Philippe Marchandise : Sorti du Collège Saint-Michel à Bruxelles en 1973, j'ai fait mes deux premières années (que nous appelons "candidatures" en Belgique) en droit et en sciences économiques aux Facultés de Saint-Louis, mes licences à l'Université catholique de Louvain (UCL) à Leuven et enfin une année en néerlandais à la Vrije Universiteit Brussel (VUB) en droit des affaires. Nous sommes alors en juin 1979, à l'aube des congés scolaires. Pour moi, c'est l'envoi de CV dans les cabinets d'avocats et les entreprises, un peu de vacances, beaucoup d'entretiens, une hésitation entre le barreau et le privé, et le choix finalement de l'entreprise. Le 3 septembre 1979 fut mon premier jour chez PetroFina et plus de trente ans plus tard, j'y suis toujours, dans une entreprise devenue aujourd'hui une des majors dans le monde depuis les rapprochements avec Total et Elf en 2000.
AFJE : Quel regard portez-vous justement sur votre parcours ?
Philippe Marchandise : Difficile de résumer autant d'années.

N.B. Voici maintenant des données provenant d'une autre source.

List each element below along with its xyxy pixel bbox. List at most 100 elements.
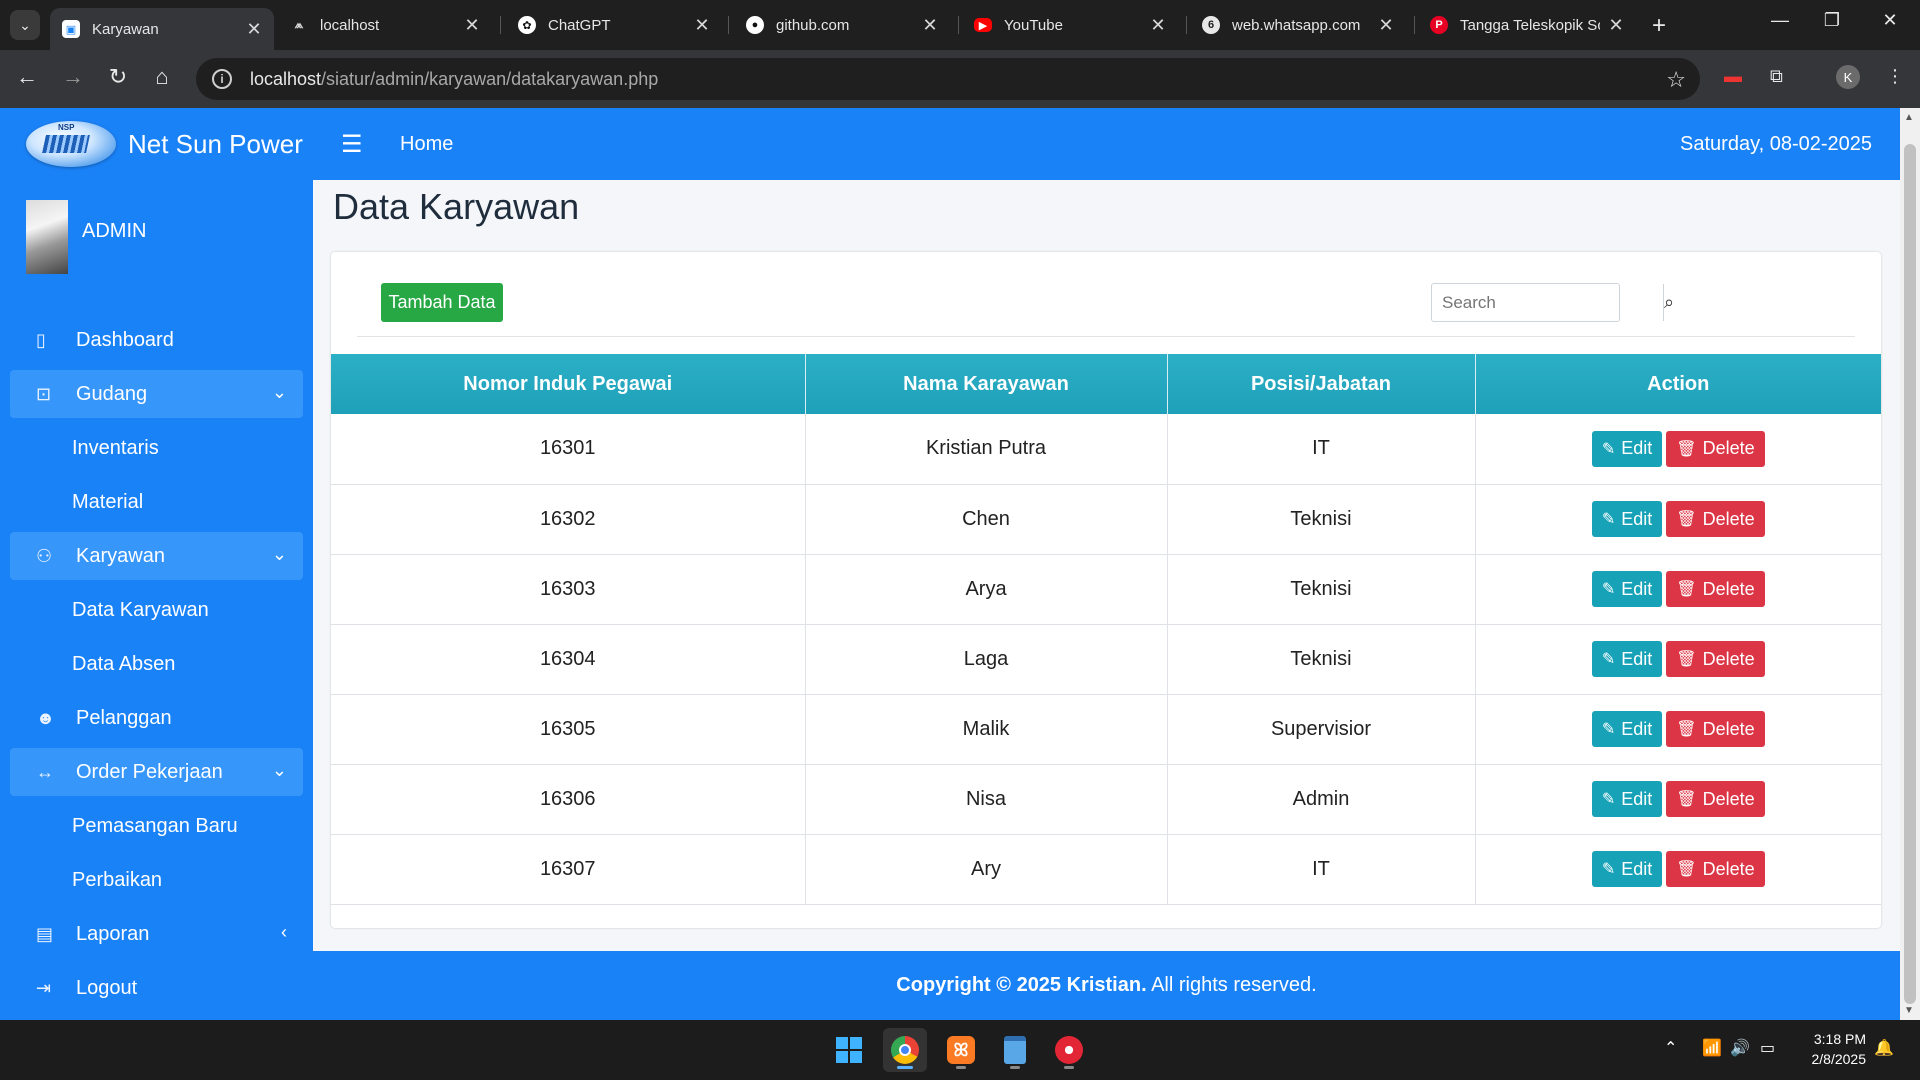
- sidebar-item-perbaikan[interactable]: Perbaikan: [10, 856, 303, 904]
- address-bar[interactable]: i localhost/siatur/admin/karyawan/dataka…: [196, 58, 1700, 100]
- sidebar-item-gudang[interactable]: ⊡ Gudang ⌄: [10, 370, 303, 418]
- delete-button[interactable]: 🗑 Delete: [1666, 571, 1765, 607]
- user-name[interactable]: ADMIN: [82, 220, 146, 243]
- clock-time: 3:18 PM: [1813, 1031, 1866, 1047]
- edit-button[interactable]: ✎ Edit: [1591, 430, 1663, 467]
- close-icon[interactable]: ✕: [922, 15, 938, 36]
- close-icon[interactable]: ✕: [246, 19, 262, 40]
- sidebar-item-laporan[interactable]: ▤ Laporan ‹: [10, 910, 303, 958]
- delete-button[interactable]: 🗑 Delete: [1666, 641, 1765, 677]
- edit-button[interactable]: ✎ Edit: [1591, 851, 1663, 887]
- sidebar-item-order-pekerjaan[interactable]: ↔ Order Pekerjaan ⌄: [10, 748, 303, 796]
- delete-button[interactable]: 🗑 Delete: [1666, 711, 1765, 747]
- site-info-icon[interactable]: i: [212, 69, 232, 89]
- close-icon[interactable]: ✕: [464, 15, 480, 36]
- start-button[interactable]: [827, 1028, 871, 1072]
- edit-button[interactable]: ✎ Edit: [1591, 781, 1663, 817]
- close-icon[interactable]: ✕: [1608, 15, 1624, 36]
- scroll-up-arrow-icon[interactable]: ▲: [1904, 112, 1914, 123]
- sidebar-item-pelanggan[interactable]: ☻ Pelanggan: [10, 694, 303, 742]
- tab-github[interactable]: ● github.com ✕: [734, 8, 950, 42]
- home-icon[interactable]: ⌂: [147, 64, 177, 90]
- brand[interactable]: NSP Net Sun Power: [0, 108, 313, 180]
- delete-button[interactable]: 🗑 Delete: [1666, 501, 1765, 537]
- delete-button[interactable]: 🗑 Delete: [1666, 851, 1765, 887]
- back-icon[interactable]: ←: [12, 64, 42, 90]
- browser-tab-bar: ⌄ ▣ Karyawan ✕ ⩕ localhost ✕ ✿ ChatGPT ✕…: [0, 0, 1920, 50]
- taskbar-notepad[interactable]: [993, 1028, 1037, 1072]
- search-button[interactable]: ⌕: [1663, 284, 1674, 321]
- page-scrollbar[interactable]: ▲ ▼: [1900, 108, 1920, 1020]
- hamburger-menu-icon[interactable]: ☰: [341, 130, 363, 159]
- edit-button[interactable]: ✎ Edit: [1591, 641, 1663, 677]
- tab-title: ChatGPT: [548, 16, 611, 34]
- add-data-button[interactable]: Tambah Data: [381, 283, 503, 322]
- restore-icon[interactable]: ❐: [1812, 10, 1852, 31]
- tab-title: YouTube: [1004, 16, 1063, 34]
- taskbar-clock[interactable]: 3:18 PM 2/8/2025: [1812, 1029, 1867, 1069]
- scrollbar-thumb[interactable]: [1904, 144, 1916, 1004]
- logout-icon: ⇥: [36, 977, 52, 998]
- scroll-down-arrow-icon[interactable]: ▼: [1904, 1005, 1914, 1016]
- tab-youtube[interactable]: ▶ YouTube ✕: [962, 8, 1178, 42]
- sidebar-item-data-karyawan[interactable]: Data Karyawan: [10, 586, 303, 634]
- top-navbar: ☰ Home Saturday, 08-02-2025: [313, 108, 1900, 180]
- tab-search-button[interactable]: ⌄: [10, 10, 40, 40]
- sidebar-item-data-absen[interactable]: Data Absen: [10, 640, 303, 688]
- cell-posisi: Teknisi: [1167, 624, 1476, 695]
- data-card: Tambah Data ⌕ Nomor Induk Pegawai Nama K…: [331, 252, 1881, 928]
- new-tab-icon[interactable]: +: [1652, 12, 1666, 40]
- page-viewport: NSP Net Sun Power ADMIN ▯ Dashboard ⊡ Gu…: [0, 108, 1920, 1020]
- tab-localhost[interactable]: ⩕ localhost ✕: [278, 8, 492, 42]
- reload-icon[interactable]: ↻: [103, 64, 133, 90]
- sidebar-item-material[interactable]: Material: [10, 478, 303, 526]
- search-input[interactable]: [1432, 284, 1663, 321]
- edit-button[interactable]: ✎ Edit: [1591, 571, 1663, 607]
- whatsapp-icon: 6: [1202, 16, 1220, 34]
- search-group: ⌕: [1431, 283, 1674, 322]
- home-link[interactable]: Home: [400, 133, 453, 156]
- volume-icon[interactable]: 🔊: [1730, 1038, 1750, 1058]
- bookmark-star-icon[interactable]: ☆: [1666, 67, 1686, 93]
- xampp-icon: ⩕: [294, 18, 304, 31]
- minimize-icon[interactable]: —: [1760, 10, 1800, 31]
- close-icon[interactable]: ✕: [1150, 15, 1166, 36]
- profile-avatar[interactable]: K: [1836, 65, 1860, 89]
- taskbar-chrome[interactable]: [883, 1028, 927, 1072]
- sidebar-item-logout[interactable]: ⇥ Logout: [10, 964, 303, 1012]
- table-row: 16301 Kristian Putra IT ✎ Edit 🗑 Delete: [331, 414, 1881, 485]
- taskbar-xampp[interactable]: ꕤ: [939, 1028, 983, 1072]
- tab-chatgpt[interactable]: ✿ ChatGPT ✕: [506, 8, 722, 42]
- sidebar-item-pemasangan-baru[interactable]: Pemasangan Baru: [10, 802, 303, 850]
- menu-dots-icon[interactable]: ⋮: [1886, 66, 1904, 87]
- battery-icon[interactable]: ▭: [1760, 1038, 1775, 1058]
- wifi-icon[interactable]: 📶: [1702, 1038, 1722, 1058]
- page-icon: ▣: [62, 20, 80, 38]
- edit-button[interactable]: ✎ Edit: [1591, 711, 1663, 747]
- forward-icon[interactable]: →: [58, 64, 88, 90]
- sidebar-item-dashboard[interactable]: ▯ Dashboard: [10, 316, 303, 364]
- tab-pinterest[interactable]: P Tangga Teleskopik Sc ✕: [1418, 8, 1636, 42]
- window-close-icon[interactable]: ✕: [1870, 10, 1910, 31]
- cell-nama: Kristian Putra: [805, 414, 1168, 485]
- delete-button[interactable]: 🗑 Delete: [1666, 781, 1765, 817]
- close-icon[interactable]: ✕: [694, 15, 710, 36]
- chevron-up-icon[interactable]: ⌃: [1664, 1038, 1677, 1058]
- cell-posisi: Teknisi: [1167, 554, 1476, 625]
- terminal-extension-icon[interactable]: ▬: [1724, 66, 1742, 87]
- close-icon[interactable]: ✕: [1378, 15, 1394, 36]
- notification-bell-icon[interactable]: 🔔: [1874, 1038, 1894, 1058]
- sidebar-item-karyawan[interactable]: ⚇ Karyawan ⌄: [10, 532, 303, 580]
- taskbar-app[interactable]: [1047, 1028, 1091, 1072]
- tab-karyawan[interactable]: ▣ Karyawan ✕: [50, 8, 274, 50]
- sidebar-item-inventaris[interactable]: Inventaris: [10, 424, 303, 472]
- cell-nip: 16301: [331, 414, 806, 485]
- extensions-icon[interactable]: ⧉: [1770, 66, 1783, 87]
- tab-whatsapp[interactable]: 6 web.whatsapp.com ✕: [1190, 8, 1406, 42]
- employee-table: Nomor Induk Pegawai Nama Karayawan Posis…: [331, 354, 1881, 905]
- edit-button[interactable]: ✎ Edit: [1591, 501, 1663, 537]
- delete-button[interactable]: 🗑 Delete: [1666, 430, 1765, 467]
- youtube-icon: ▶: [974, 18, 992, 32]
- cell-action: ✎ Edit 🗑 Delete: [1475, 484, 1881, 555]
- warehouse-icon: ⊡: [36, 383, 52, 404]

Disons simplement que cela reste un plaisir de travailler comme juriste d'entreprise : la diversité des dossiers, leur suivi du début jusqu'à la fin, la concertation avec le management, le caractère international de l'entreprise, l'ouverture sur le monde du secteur de l'énergie (énergies fossiles et énergies renouvelables, comme le solaire ou plus précisément le photovoltaïque). J'ai eu la chance d'avoir eu, dès le début, des patrons rigoureux qui m'ont poussé et formé à l'écriture d'articles scientifiques. S'y ajoutent, de manière occasionnelle, le contact avec le palais de justice (comme magistrat au tribunal de commerce de Bruxelles) et avec le monde académique (comme enseignant à l'Université de Liège) dans le cadre d'un cours de droit des obligations.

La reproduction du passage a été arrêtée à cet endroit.